Princeton was among a handful of New Jersey colleges to hold an in-person commencement in 2021. Last week, the school also held an in-person event for the Class of 2020 — which previously held its commencement virtually.
At Tuesday’s commencement, Valedictorian Natalia Orlovsky used her speech to talk about the impact of the pandemic that struck halfway through the Class of 2022′s sophomore year.
It meant virtual classes in different time zones and on several continents, she said.
“(Princeton) came unmoored from geography,” she said. “For some students, it re-formed at kitchen counters and childhood homes; for others, it took shape in quiet dorm rooms, or at odd hours of the night … but even outside of pandemic times, there is no such thing as a universal student experience.”
Orlovsky said at the moment the future looks uncertain and “honestly pretty bleak” — pointing to climate change, pressure on the protection of rights for marginalized communities, the rise of autocracy around the globe and threats to free press.
“At the same time, activists, journalists and artists are bravely working to dismantle oppressive systems, while scientists and engineers aim to improve public health and combat the climate crises,” said Orlovsky, who focused on molecular biology during her time at Princeton and is originally from Chadds Ford, Pennsylvania.
“In other words, there is space for hope, for action, and for change,” she said.
The commencement concluded a multi-day series of graduation events, which also included Teach for All co-founder and CEO Wendy Kopp speaking at the Baccalaureate ceremony on Sunday in the University Chapel.
At Tuesday’s commencement, Princeton awarded honorary degrees to civil rights attorney Fred David Gray, U.S. Ambassador to the Federal Republic of Germany Amy Gutman, attorney and healthcare leader Brent Henry, pioneering neuroscientist Eve Marder and founder of FedEx Corporation Frederick W. Smith.
While all honorary degree recipients drew applause, the crowd gave a standing ovation to Gray.
Gray represented civil rights icon Martin Luther King Jr., as well as Rosa Parks and Claudette Colvin when they refused to be relegated to the segregated section of the bus in Alabama.
“(Gray’s) legacy includes four landmark decisions by the U.S. Supreme Court, hundreds of desegregated schools, and generations of lawyers, activists, and citizens who have heeded his call to quote, ‘Finish the unfinished task of destroying discrimination and segregation wherever found,’” said Jill Dolan, dean of the College at Princeton University.

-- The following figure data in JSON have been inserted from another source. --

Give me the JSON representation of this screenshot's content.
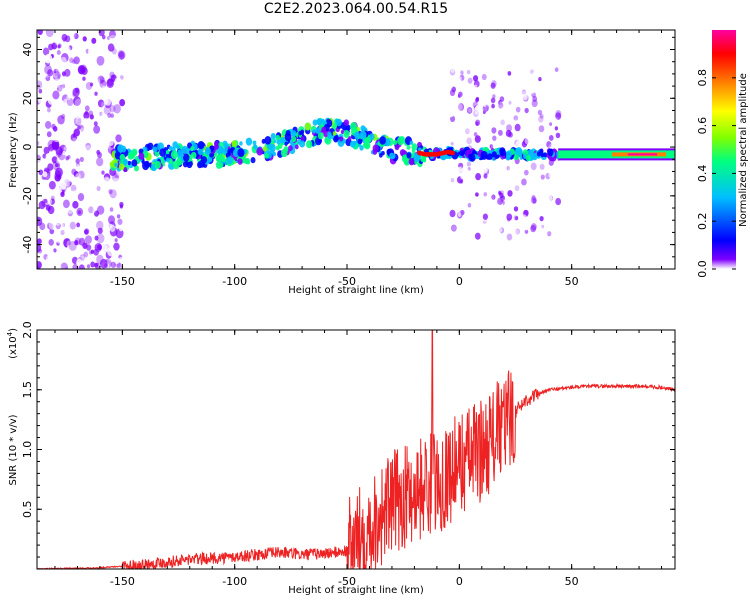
{
  "title": "C2E2.2023.064.00.54.R15",
  "chart_data": [
    {
      "type": "heatmap",
      "xlabel": "Height of straight line (km)",
      "ylabel": "Frequency (Hz)",
      "xlim": [
        -188,
        96
      ],
      "ylim": [
        -50,
        48
      ],
      "xticks": [
        -150,
        -100,
        -50,
        0,
        50
      ],
      "yticks": [
        -40,
        -20,
        0,
        20,
        40
      ],
      "ridge": {
        "x": [
          -150,
          -120,
          -100,
          -80,
          -70,
          -60,
          -50,
          -40,
          -30,
          -20,
          -15,
          -10,
          -5,
          0,
          20,
          40,
          45,
          60,
          80,
          95
        ],
        "freq": [
          -5,
          -3,
          -3,
          1,
          4,
          7,
          6,
          2,
          -1,
          -2,
          -3,
          -3,
          -2,
          -3,
          -3,
          -3,
          -3,
          -3,
          -3,
          -3
        ]
      },
      "colorbar": {
        "label": "Normalized spectral amplitude",
        "range": [
          0.0,
          1.0
        ],
        "ticks": [
          "0.0",
          "0.2",
          "0.4",
          "0.6",
          "0.8"
        ],
        "colors": [
          "#ffffff",
          "#7f00ff",
          "#0000ff",
          "#00bfff",
          "#00ff80",
          "#80ff00",
          "#ffff00",
          "#ff8000",
          "#ff0000",
          "#ff00a0"
        ]
      }
    },
    {
      "type": "line",
      "xlabel": "Height of straight line (km)",
      "ylabel": "SNR (10 * v/v)",
      "y_multiplier": "(x10",
      "y_multiplier_exp": "4",
      "xlim": [
        -188,
        96
      ],
      "ylim": [
        0,
        2.0
      ],
      "xticks": [
        -150,
        -100,
        -50,
        0,
        50
      ],
      "yticks": [
        "0.5",
        "1.0",
        "1.5",
        "2.0"
      ],
      "color": "#ee2222",
      "series": [
        {
          "x": [
            -188,
            -160,
            -145,
            -130,
            -120,
            -110,
            -100,
            -90,
            -80,
            -70,
            -60,
            -50,
            -45,
            -40,
            -35,
            -30,
            -25,
            -20,
            -15,
            -10,
            -5,
            0,
            5,
            10,
            15,
            20,
            25,
            30,
            40,
            50,
            60,
            70,
            80,
            90,
            96
          ],
          "y": [
            0.0,
            0.01,
            0.03,
            0.06,
            0.08,
            0.09,
            0.1,
            0.12,
            0.14,
            0.12,
            0.13,
            0.15,
            0.25,
            0.35,
            0.45,
            0.55,
            0.6,
            0.65,
            0.7,
            0.72,
            0.8,
            0.88,
            0.95,
            1.0,
            1.1,
            1.2,
            1.32,
            1.42,
            1.5,
            1.52,
            1.53,
            1.53,
            1.53,
            1.52,
            1.5
          ]
        }
      ]
    }
  ]
}
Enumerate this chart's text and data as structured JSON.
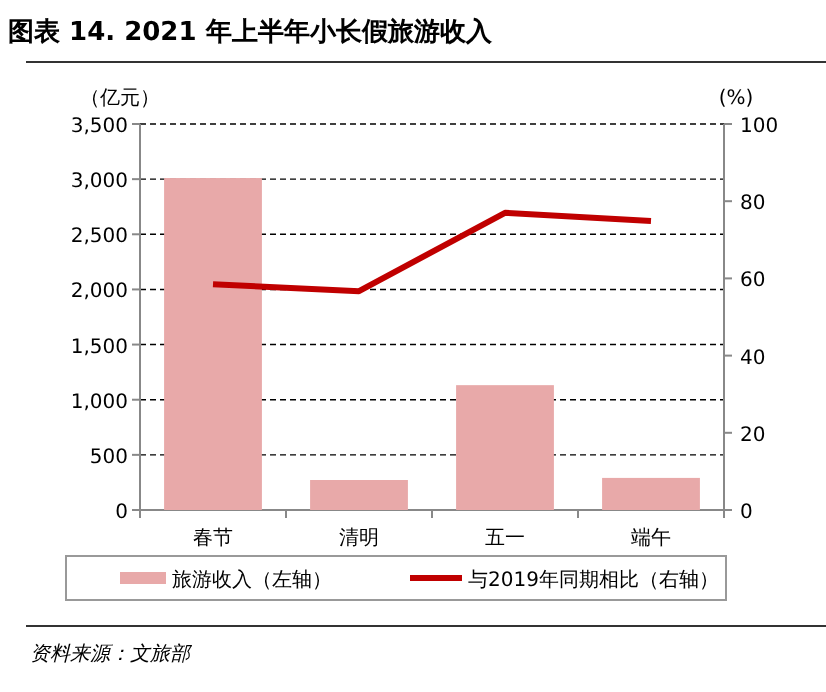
{
  "chart_data": {
    "type": "bar",
    "title": "图表 14. 2021 年上半年小长假旅游收入",
    "ylabel": "（亿元）",
    "y2label": "(%)",
    "categories": [
      "春节",
      "清明",
      "五一",
      "端午"
    ],
    "series": [
      {
        "name": "旅游收入（左轴）",
        "color": "#e8a9a9",
        "values": [
          3010,
          272,
          1132,
          291
        ]
      },
      {
        "name": "与2019年同期相比（右轴）",
        "type": "line",
        "axis": "y2",
        "color": "#c00000",
        "values": [
          58.5,
          56.7,
          77.0,
          74.9
        ]
      }
    ],
    "ylim": [
      0,
      3500
    ],
    "yticks": [
      {
        "value": 0,
        "label": "0"
      },
      {
        "value": 500,
        "label": "500"
      },
      {
        "value": 1000,
        "label": "1,000"
      },
      {
        "value": 1500,
        "label": "1,500"
      },
      {
        "value": 2000,
        "label": "2,000"
      },
      {
        "value": 2500,
        "label": "2,500"
      },
      {
        "value": 3000,
        "label": "3,000"
      },
      {
        "value": 3500,
        "label": "3,500"
      }
    ],
    "y2lim": [
      0,
      100
    ],
    "y2ticks": [
      0,
      20,
      40,
      60,
      80,
      100
    ],
    "grid": "y",
    "legend": "bottom",
    "annotations": [
      "资料来源：文旅部"
    ]
  }
}
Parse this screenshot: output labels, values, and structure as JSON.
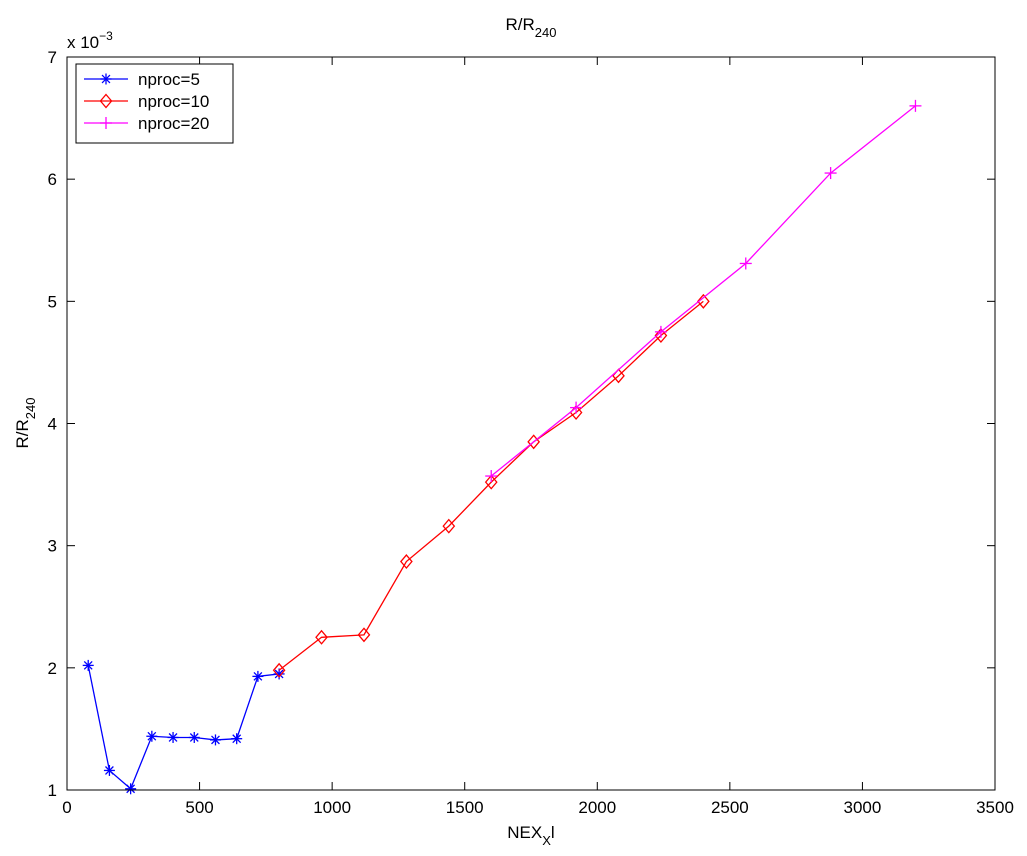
{
  "chart_data": {
    "type": "line",
    "title": {
      "main": "R/R",
      "sub": "240"
    },
    "xlabel": {
      "main": "NEX",
      "sub": "X",
      "suffix": "l"
    },
    "ylabel": {
      "main": "R/R",
      "sub": "240"
    },
    "exponent_label": {
      "prefix": "x 10",
      "sup": "−3"
    },
    "xlim": [
      0,
      3500
    ],
    "ylim": [
      1,
      7
    ],
    "x_ticks": [
      0,
      500,
      1000,
      1500,
      2000,
      2500,
      3000,
      3500
    ],
    "y_ticks": [
      1,
      2,
      3,
      4,
      5,
      6,
      7
    ],
    "grid": false,
    "legend_position": "top-left",
    "series": [
      {
        "name": "nproc=5",
        "color": "#0000ff",
        "marker": "asterisk",
        "x": [
          80,
          160,
          240,
          320,
          400,
          480,
          560,
          640,
          720,
          800
        ],
        "y": [
          2.02,
          1.16,
          1.01,
          1.44,
          1.43,
          1.43,
          1.41,
          1.42,
          1.93,
          1.95
        ]
      },
      {
        "name": "nproc=10",
        "color": "#ff0000",
        "marker": "diamond",
        "x": [
          800,
          960,
          1120,
          1280,
          1440,
          1600,
          1760,
          1920,
          2080,
          2240,
          2400
        ],
        "y": [
          1.98,
          2.25,
          2.27,
          2.87,
          3.16,
          3.52,
          3.85,
          4.09,
          4.39,
          4.72,
          5.0
        ]
      },
      {
        "name": "nproc=20",
        "color": "#ff00ff",
        "marker": "plus",
        "x": [
          1600,
          1920,
          2240,
          2560,
          2880,
          3200
        ],
        "y": [
          3.57,
          4.13,
          4.75,
          5.31,
          6.05,
          6.6
        ]
      }
    ]
  }
}
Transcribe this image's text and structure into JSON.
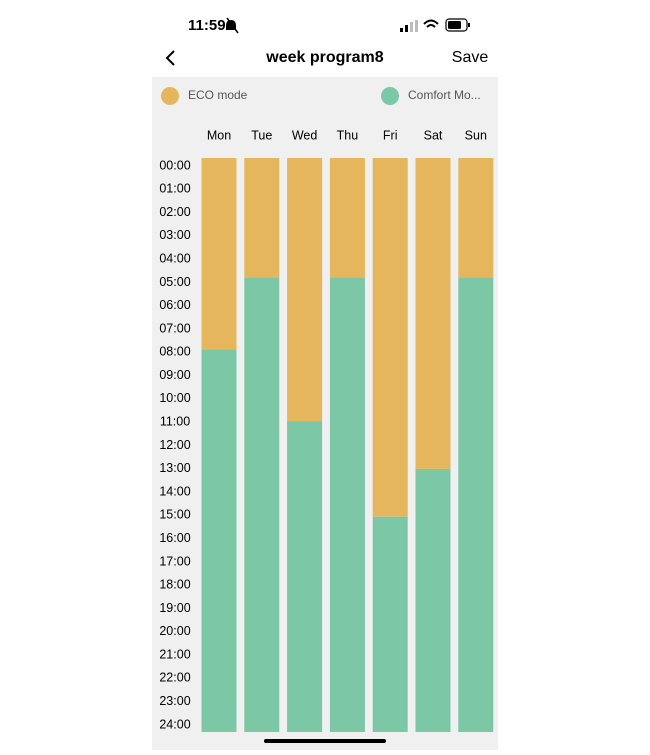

During the ceremony, the university also recognized the work of four New Jersey secondary school teachers: Deborah Cella of Glen Rock High School; Alicia Rodriguez of Kent Place School in Summit; Devin Ryan-Pullen of Burlington City High School; and Lee Snowden of University High School in Newark. Each teacher will receive $5,000, as well as $3,000 for their school library.
One family traveled nearly 2,000 miles from Albuquerque, New Mexico, to join in Princeton’s commencement ceremony. Preet Singh, 21 — the youngest in the family — and his parents arrived to their seats early. Preet said he was looking forward to seeing his older brother receive his degree.
“He was the first to graduate from college from my family and is a great inspiration for me,” said Singh.
Preet’s brother, 22-year-old Anmol Singh, is pursuing a career in molecular biology.
His father, Amrik Singh, looked out at the stadium as other proud parents filed in.
“We’re just so lucky to be here,” he said.